Since the launches of the new sites began, 30,000 people have signed up for the newsletters and another 5,000 signed up for things like the group's walkathon.

Aside from inclusion of its Web address on direct mail pieces, Sexton said many people search the organization out on the Web. To drive more people to the Web, she said, Easter Seals this year will include calls to action in its annual calendar direct mail package. The nonprofit also plans to try to get more information from its e-mail newsletter subscribers.

“We didn't want to ask for a lot of data upfront when people signed up for the newsletter because I firmly believe that you can ask for more information later when people are more strongly bonded to the organization,” Sexton said.

Online advocacy efforts such as petitions give users reasons to provide more information, she said.
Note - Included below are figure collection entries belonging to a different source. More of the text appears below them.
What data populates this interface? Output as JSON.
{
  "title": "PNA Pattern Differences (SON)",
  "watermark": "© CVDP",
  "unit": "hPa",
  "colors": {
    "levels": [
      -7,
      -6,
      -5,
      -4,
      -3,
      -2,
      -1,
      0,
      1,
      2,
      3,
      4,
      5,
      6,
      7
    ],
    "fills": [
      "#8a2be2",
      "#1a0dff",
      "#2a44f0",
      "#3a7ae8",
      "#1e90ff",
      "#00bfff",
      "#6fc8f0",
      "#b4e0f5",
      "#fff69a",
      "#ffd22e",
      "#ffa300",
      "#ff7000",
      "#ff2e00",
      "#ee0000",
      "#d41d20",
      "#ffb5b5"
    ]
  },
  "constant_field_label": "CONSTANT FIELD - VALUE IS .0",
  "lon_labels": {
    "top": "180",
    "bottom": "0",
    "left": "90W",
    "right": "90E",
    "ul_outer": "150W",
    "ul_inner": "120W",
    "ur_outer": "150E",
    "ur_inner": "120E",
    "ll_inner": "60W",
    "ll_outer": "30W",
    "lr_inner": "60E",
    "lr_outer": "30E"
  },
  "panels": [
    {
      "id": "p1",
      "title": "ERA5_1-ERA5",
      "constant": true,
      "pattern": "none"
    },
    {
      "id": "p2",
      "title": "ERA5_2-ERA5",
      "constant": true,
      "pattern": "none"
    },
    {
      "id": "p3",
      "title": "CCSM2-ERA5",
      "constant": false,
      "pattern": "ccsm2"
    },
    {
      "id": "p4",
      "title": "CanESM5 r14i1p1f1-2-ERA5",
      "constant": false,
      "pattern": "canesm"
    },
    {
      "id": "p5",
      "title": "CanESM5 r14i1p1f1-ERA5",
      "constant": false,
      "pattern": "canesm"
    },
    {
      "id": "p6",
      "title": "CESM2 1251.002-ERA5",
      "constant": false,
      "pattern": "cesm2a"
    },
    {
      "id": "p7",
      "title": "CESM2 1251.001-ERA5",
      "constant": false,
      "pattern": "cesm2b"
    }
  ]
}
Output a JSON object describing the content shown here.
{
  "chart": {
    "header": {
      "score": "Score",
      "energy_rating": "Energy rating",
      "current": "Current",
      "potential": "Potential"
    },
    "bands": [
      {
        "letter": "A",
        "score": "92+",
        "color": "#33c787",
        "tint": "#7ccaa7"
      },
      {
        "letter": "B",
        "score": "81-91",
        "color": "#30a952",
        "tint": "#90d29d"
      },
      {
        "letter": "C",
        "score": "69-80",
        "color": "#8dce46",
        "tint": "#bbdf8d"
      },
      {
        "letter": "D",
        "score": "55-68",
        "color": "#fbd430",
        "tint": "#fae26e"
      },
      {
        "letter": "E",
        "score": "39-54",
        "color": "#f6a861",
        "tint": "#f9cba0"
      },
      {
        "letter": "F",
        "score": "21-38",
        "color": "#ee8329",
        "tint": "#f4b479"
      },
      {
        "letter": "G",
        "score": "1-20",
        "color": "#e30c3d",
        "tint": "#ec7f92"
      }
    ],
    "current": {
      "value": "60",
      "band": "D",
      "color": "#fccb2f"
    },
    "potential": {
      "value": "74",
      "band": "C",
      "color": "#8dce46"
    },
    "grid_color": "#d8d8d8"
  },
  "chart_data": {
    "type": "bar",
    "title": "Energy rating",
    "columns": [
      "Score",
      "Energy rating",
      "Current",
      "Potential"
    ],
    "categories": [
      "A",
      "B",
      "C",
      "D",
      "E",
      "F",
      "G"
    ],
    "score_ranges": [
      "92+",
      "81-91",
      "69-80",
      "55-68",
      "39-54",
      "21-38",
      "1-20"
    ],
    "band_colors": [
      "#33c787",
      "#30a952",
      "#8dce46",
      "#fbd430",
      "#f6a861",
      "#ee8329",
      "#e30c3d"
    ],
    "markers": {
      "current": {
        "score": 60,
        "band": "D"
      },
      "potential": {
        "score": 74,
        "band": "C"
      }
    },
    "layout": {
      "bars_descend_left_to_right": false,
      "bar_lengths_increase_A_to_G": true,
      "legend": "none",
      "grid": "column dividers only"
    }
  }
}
Later this year the organization also plans to conduct an e-mail survey.

Another result of Easter Seals' Web initiative has been a rise in online donations. Though the total donations are small compared with direct mail-generated ones, the gifts are much larger on average. The profile of Easter Seals' direct mail donors is an average age of 72 and average donation of $12 compared with age 50 and $60 online.

“In the past year we raised $300,000 across the organization online compared to $70,000 the year before,” Sexton said.